Black Rock Senegal is a multi-disciplinary residency program developed by artist Kehinde Wiley, best known for his official portrait of President Barack Obama. The program brings together visual artists, writers and filmmakers at Wiley’s studio on the coast of Africa. During her time there, Jones was inspired by the colors and patterns she saw in the people’s everyday attire.

“It’s a really dusty city,” Jones said. “There’s all this red, sandy dirt that’s in the air. And by the end of the day, if you’ve been out and about, you’re covered in this layer of red dirt. But there were people dressed head to toe in these beautiful African textiles, these beautiful vibrant prints, and they weren’t going anywhere special; it was just a daily trip to a market and they were dressed in these beautiful garments, knowing full well that they would end up covered in dust at the end of the day.”

With Exchange, those vivid colors and patterns come together with Jones’ collage-style approach to create unpredictable designs using fabrics sourced both locally and from Senegal. “I think instinct and improvisation go hand in hand,” Jones said, “because you’re relying on your decision-making in that moment when two colors come together, or two shapes come together.”

That instinctive approach carries over from Jones’ roots as a painter creating her work in the moment.

“I had done a few things with a sewing machine, but I really started working with the textiles after my kids were born,” Jones said of her shift from painting to quilting. “I had my first child in 2006 and then my second in 2008, and I wanted to make things for them. But in a practical sense, I had a studio at home that I could access during what little bit of free time I had. Textiles made sense to me because they were not as messy. I was working in our dining room all day, and if I had 15 minutes or a half-hour when they were napping, I could jump in and do some work.”

Jones was an admirer of Wiley’s work, but she felt conflicted about applying for the residency at Black Rock Senegal when Wiley announced it last year.

“There was a little bit of a hesitancy,” she said, “just because the smallest amount of time that I could stay there was one month, and my kids are 12 and 13, so the idea of me being gone for a month at a place that was that far away, I was thinking, ‘Can I really do this?'”

Ultimately, Jones applied at the last minute, and was thrilled to find out she was chosen for the residency, spending October of 2019 in Dakar.

“It was really amazing,” she said. “There was this sense of joy throughout that environment. As trite as that sounds, I’ve never been in a place that was at once so different from my environment but yet there are lots of similarities as well. It was great because I was able to have the freedom to work in my studio for many hours a day, as many days as I wanted.

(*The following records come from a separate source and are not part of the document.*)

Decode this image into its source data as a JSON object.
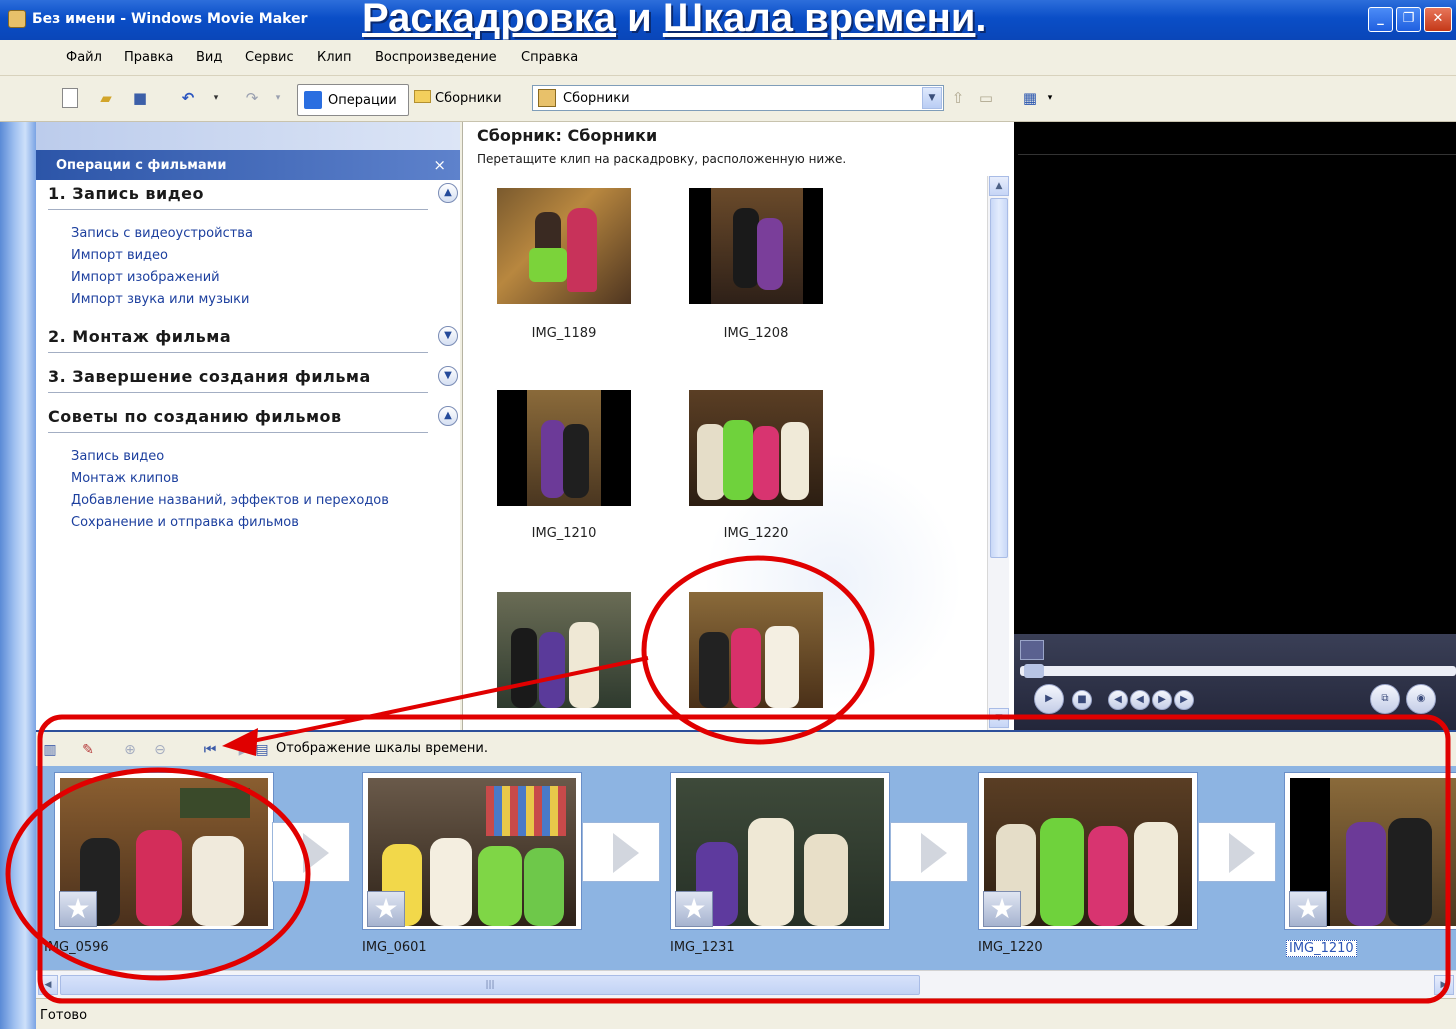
{
  "window": {
    "title": "Без имени - Windows Movie Maker",
    "slide_title_part1": "Раскадровка",
    "slide_title_and": " и ",
    "slide_title_part2": "Шкала времени",
    "slide_title_dot": "."
  },
  "menu": [
    "Файл",
    "Правка",
    "Вид",
    "Сервис",
    "Клип",
    "Воспроизведение",
    "Справка"
  ],
  "toolbar": {
    "operations_label": "Операции",
    "collections_label": "Сборники",
    "collection_select_value": "Сборники"
  },
  "tasks": {
    "header": "Операции с фильмами",
    "close_glyph": "×",
    "sections": [
      {
        "title": "1. Запись видео",
        "expanded": true,
        "links": [
          "Запись с видеоустройства",
          "Импорт видео",
          "Импорт изображений",
          "Импорт звука или музыки"
        ]
      },
      {
        "title": "2. Монтаж фильма",
        "expanded": false,
        "links": []
      },
      {
        "title": "3. Завершение создания фильма",
        "expanded": false,
        "links": []
      },
      {
        "title": "Советы по созданию фильмов",
        "expanded": true,
        "links": [
          "Запись видео",
          "Монтаж клипов",
          "Добавление названий, эффектов и переходов",
          "Сохранение и отправка фильмов"
        ]
      }
    ]
  },
  "collection": {
    "title": "Сборник: Сборники",
    "subtitle": "Перетащите клип на раскадровку, расположенную ниже.",
    "clips": [
      "IMG_1189",
      "IMG_1208",
      "IMG_1210",
      "IMG_1220",
      "",
      ""
    ]
  },
  "storyboard": {
    "toolbar_label": "Отображение шкалы времени.",
    "clips": [
      "IMG_0596",
      "IMG_0601",
      "IMG_1231",
      "IMG_1220",
      "IMG_1210"
    ],
    "selected_clip": "IMG_1210"
  },
  "status": {
    "text": "Готово"
  },
  "colors": {
    "title_bar": "#0a4ec7",
    "storyboard_bg": "#8db4e2",
    "annotation": "#e00000"
  },
  "icons": [
    "new-project-icon",
    "open-icon",
    "save-icon",
    "undo-icon",
    "redo-icon",
    "operations-icon",
    "collections-folder-icon",
    "up-folder-icon",
    "new-folder-icon",
    "views-icon",
    "play-icon",
    "stop-icon",
    "star-effect-icon"
  ]
}
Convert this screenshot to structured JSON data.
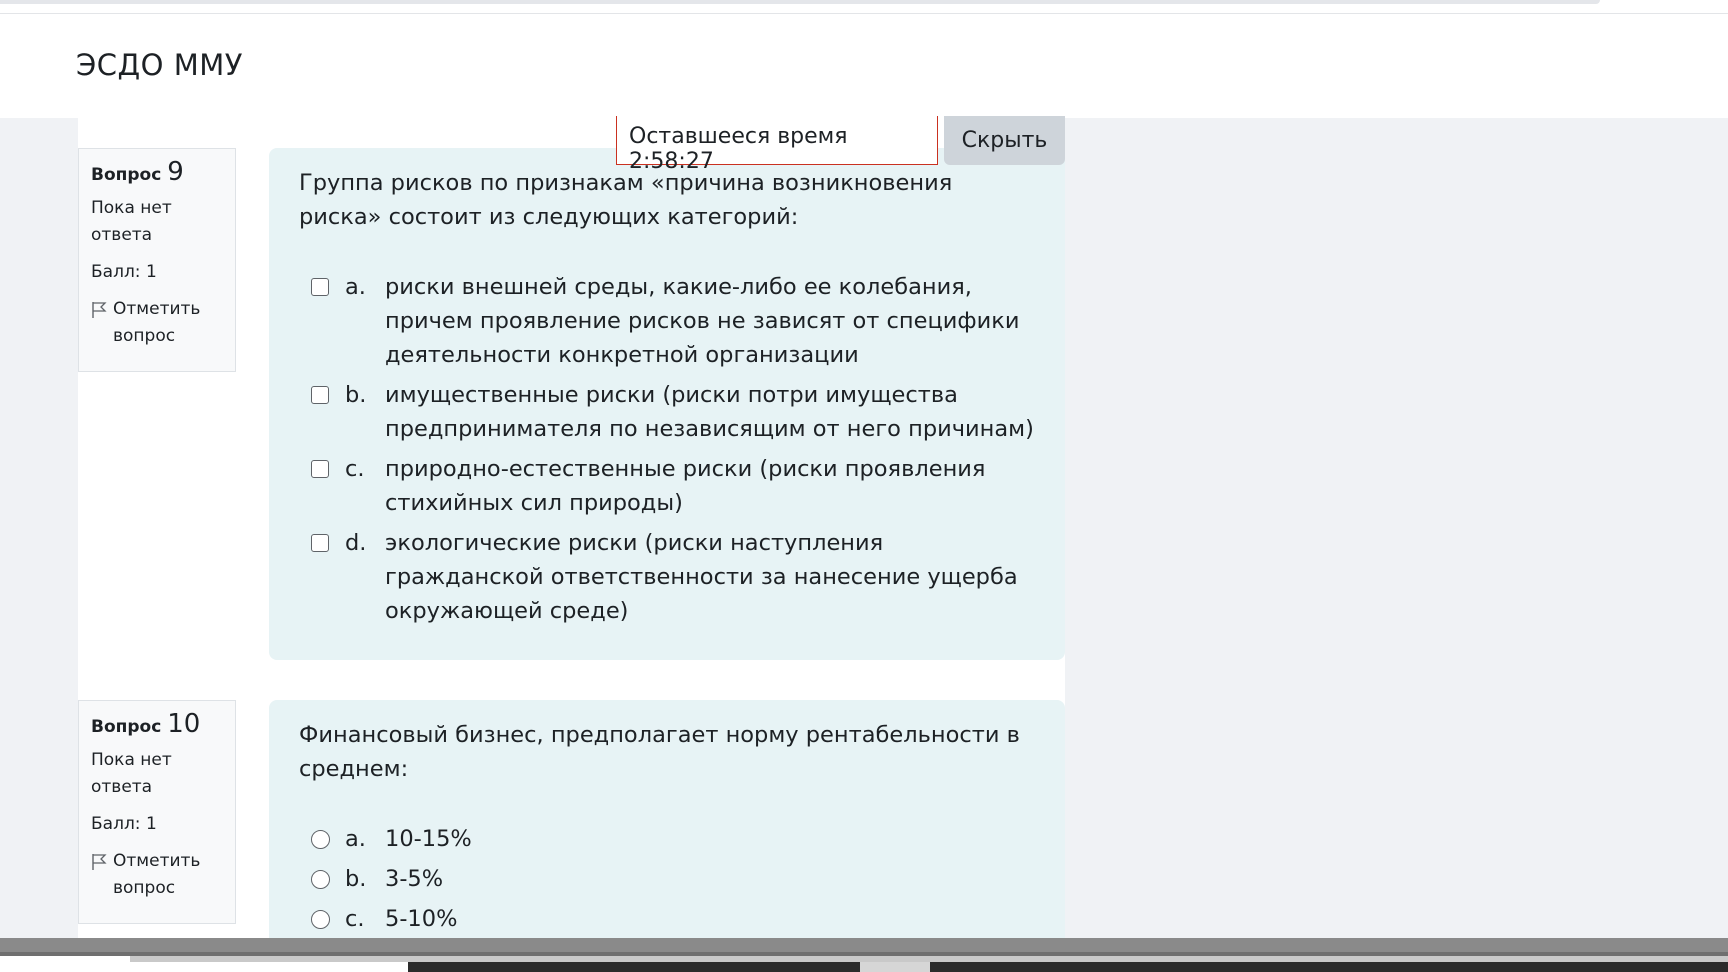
{
  "site": {
    "title": "ЭСДО ММУ"
  },
  "timer": {
    "text": "Оставшееся время 2:58:27"
  },
  "hide_button": {
    "label": "Скрыть"
  },
  "questions": [
    {
      "label": "Вопрос",
      "number": "9",
      "state": "Пока нет ответа",
      "grade": "Балл: 1",
      "flag": "Отметить вопрос",
      "text": "Группа рисков по признакам «причина возникновения риска» состоит из следующих категорий:",
      "input_type": "checkbox",
      "answers": [
        {
          "letter": "a.",
          "text": "риски внешней среды, какие-либо ее колебания, причем проявление рисков не зависят от специфики деятельности конкретной организации"
        },
        {
          "letter": "b.",
          "text": "имущественные риски (риски потри имущества предпринимателя по независящим от него причинам)"
        },
        {
          "letter": "c.",
          "text": "природно-естественные риски (риски проявления стихийных сил природы)"
        },
        {
          "letter": "d.",
          "text": "экологические риски (риски наступления гражданской ответственности за нанесение ущерба окружающей среде)"
        }
      ]
    },
    {
      "label": "Вопрос",
      "number": "10",
      "state": "Пока нет ответа",
      "grade": "Балл: 1",
      "flag": "Отметить вопрос",
      "text": "Финансовый бизнес, предполагает норму рентабельности в среднем:",
      "input_type": "radio",
      "answers": [
        {
          "letter": "a.",
          "text": "10-15%"
        },
        {
          "letter": "b.",
          "text": "3-5%"
        },
        {
          "letter": "c.",
          "text": "5-10%"
        }
      ]
    }
  ]
}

I really didn’t have any responsibilities other than working in my studio. It was very special.”

In another season, the Exchange exhibit, which opens on July 23, would stand on its own as the display of art that it was meant to be. But with Black Lives Matter protests all over the country, Jones is cognizant of the context.

“It wasn’t that long ago, but it was a different time then,” she says of her residency period. “But certainly with everything that has happened since that, it has definitely made me even more acutely aware of how important it is for us as to realize that the things that black people have brought to our country should be respected and admired by everyone.”

And Jones isn’t just talking about the patterns and colors that inspired her work; she’s talking about the overall cultural influence of African Americans.

“So much of what we take for granted here in America from music to art to all aspects of our lives are due in part to the fact that the United States is a country of immigrants,” she said, “Some brought here without their consent. And I think that we definitely need to acknowledge that, especially in these troubling times that we’re in today.”